As cases of COVID-19 continue to rise in Quebec, the province will spent $1.36 billion over five years to upgrade temporary vaccination centres set up during the pandemic and make them permanent, with some 100 centres with upgraded testing capabilities to be ready by October.
While the centres will continue administering various types of vaccines, they will also take samples and test for infections such as those linked to group A streptococcal diseases.
The investment, amounting to $272 million per year, is being made with the hopes of relieving hospital overcrowding with the arrival of the new COVID-19 variant called EG.5 variant, also known as Eris.
The province’s goal is to have around 100 facilities ready by October to coincide with the arrival of the variant.
The number of workers at the sites will also be scaled up. While Mr. Dubé said the province has 10,000 people recruited through the “Je contribute” program currently working at vaccination centres, he hopes to mobilize up to 20,000 employees.
The sites will still offer vaccinations against COVID-19, influenza, and shingles.
Weeks ago, Mr. Dubé had said the province would be deploying a new vaccination campaign against the variant in the fall.
Warnings of Another Wave
At a Sept. 8 press conference that coincided with the announcement around vaccination centres, Mr.
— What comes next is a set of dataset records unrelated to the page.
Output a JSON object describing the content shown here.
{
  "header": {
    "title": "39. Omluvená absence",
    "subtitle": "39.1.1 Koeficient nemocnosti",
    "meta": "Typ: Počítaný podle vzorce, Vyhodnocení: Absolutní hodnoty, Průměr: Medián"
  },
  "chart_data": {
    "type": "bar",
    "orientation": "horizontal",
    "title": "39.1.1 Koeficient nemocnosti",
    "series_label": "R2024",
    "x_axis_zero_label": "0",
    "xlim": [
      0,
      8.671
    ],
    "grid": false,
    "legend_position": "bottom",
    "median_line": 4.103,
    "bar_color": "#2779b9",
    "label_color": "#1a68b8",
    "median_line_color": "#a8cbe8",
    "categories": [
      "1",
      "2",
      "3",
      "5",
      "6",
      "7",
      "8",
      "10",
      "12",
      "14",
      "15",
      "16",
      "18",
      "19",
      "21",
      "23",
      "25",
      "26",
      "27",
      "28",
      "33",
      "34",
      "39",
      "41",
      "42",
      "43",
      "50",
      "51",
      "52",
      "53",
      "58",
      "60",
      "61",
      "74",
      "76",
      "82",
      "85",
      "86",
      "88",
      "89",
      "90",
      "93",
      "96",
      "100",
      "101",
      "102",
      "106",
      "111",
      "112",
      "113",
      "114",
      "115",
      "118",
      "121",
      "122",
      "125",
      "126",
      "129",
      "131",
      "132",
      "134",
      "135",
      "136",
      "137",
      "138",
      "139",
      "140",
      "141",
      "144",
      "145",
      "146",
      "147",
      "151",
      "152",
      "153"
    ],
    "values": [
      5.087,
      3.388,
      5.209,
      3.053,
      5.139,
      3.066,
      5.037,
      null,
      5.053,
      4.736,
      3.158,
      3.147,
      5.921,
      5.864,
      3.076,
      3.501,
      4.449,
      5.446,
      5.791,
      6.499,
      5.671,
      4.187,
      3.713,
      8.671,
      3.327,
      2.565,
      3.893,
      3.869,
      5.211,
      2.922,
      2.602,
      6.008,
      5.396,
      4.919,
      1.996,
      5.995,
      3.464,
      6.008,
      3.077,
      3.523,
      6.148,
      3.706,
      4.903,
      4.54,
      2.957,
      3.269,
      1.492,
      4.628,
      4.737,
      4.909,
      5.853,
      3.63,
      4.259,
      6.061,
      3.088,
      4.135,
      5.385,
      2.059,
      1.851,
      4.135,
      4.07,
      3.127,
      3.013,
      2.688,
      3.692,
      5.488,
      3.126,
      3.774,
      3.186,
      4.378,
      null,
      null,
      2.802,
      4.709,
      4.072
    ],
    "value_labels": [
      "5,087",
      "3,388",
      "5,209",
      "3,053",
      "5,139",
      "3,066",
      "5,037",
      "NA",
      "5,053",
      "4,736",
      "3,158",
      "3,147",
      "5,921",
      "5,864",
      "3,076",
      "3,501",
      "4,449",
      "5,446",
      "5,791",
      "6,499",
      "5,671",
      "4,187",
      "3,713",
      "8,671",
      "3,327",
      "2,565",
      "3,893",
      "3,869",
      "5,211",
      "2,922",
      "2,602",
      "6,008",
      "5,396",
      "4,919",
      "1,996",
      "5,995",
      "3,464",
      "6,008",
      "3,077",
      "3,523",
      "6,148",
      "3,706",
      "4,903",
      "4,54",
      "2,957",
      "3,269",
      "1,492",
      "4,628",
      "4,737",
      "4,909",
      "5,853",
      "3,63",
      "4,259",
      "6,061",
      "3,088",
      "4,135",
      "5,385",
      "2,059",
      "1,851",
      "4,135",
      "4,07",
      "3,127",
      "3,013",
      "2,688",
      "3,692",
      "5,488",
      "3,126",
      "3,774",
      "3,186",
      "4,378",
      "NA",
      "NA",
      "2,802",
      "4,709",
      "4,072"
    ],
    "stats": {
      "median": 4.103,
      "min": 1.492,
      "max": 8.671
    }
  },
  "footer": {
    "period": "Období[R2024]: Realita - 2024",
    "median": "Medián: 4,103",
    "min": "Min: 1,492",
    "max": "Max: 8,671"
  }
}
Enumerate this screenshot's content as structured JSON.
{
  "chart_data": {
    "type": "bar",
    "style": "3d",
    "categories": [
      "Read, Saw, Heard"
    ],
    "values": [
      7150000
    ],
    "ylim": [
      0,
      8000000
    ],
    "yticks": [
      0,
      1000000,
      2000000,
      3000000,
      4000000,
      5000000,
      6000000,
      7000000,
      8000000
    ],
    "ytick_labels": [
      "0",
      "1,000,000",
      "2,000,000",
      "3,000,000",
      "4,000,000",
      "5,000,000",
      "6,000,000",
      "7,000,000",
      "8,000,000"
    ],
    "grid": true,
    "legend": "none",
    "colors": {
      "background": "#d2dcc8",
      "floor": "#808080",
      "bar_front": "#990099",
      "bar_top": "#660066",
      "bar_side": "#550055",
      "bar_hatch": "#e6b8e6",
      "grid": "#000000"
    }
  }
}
Dubé warned that the number of people infected with COVID-19 and staying at Quebec hospitals has tripled in the past month, rising from around 300 three weeks earlier to 881 as of Sept. 6.People admitted to hospitals for other reasons but later tested positive for COVID-19 can be included in those statistics.
The health minister said he would not predict a resurgence of COVID-19 this fall but wanted to make sure the provincial health-care network is ready.
“Will it be 2,000 or 3,000 patients admitted to hospital? We don’t know. But we do know that the best remedy is vaccination, and we’re telling Quebecers who want it that they can be vaccinated,” he said.
Mr. Dubé also said he did not want to “worry the population” because it was “no fun what we’ve been through for three years [of the pandemic].”
The minister added that many people would already have some built-in immunity to the strain if they had previously contracted COVID-19 or been vaccinated against it.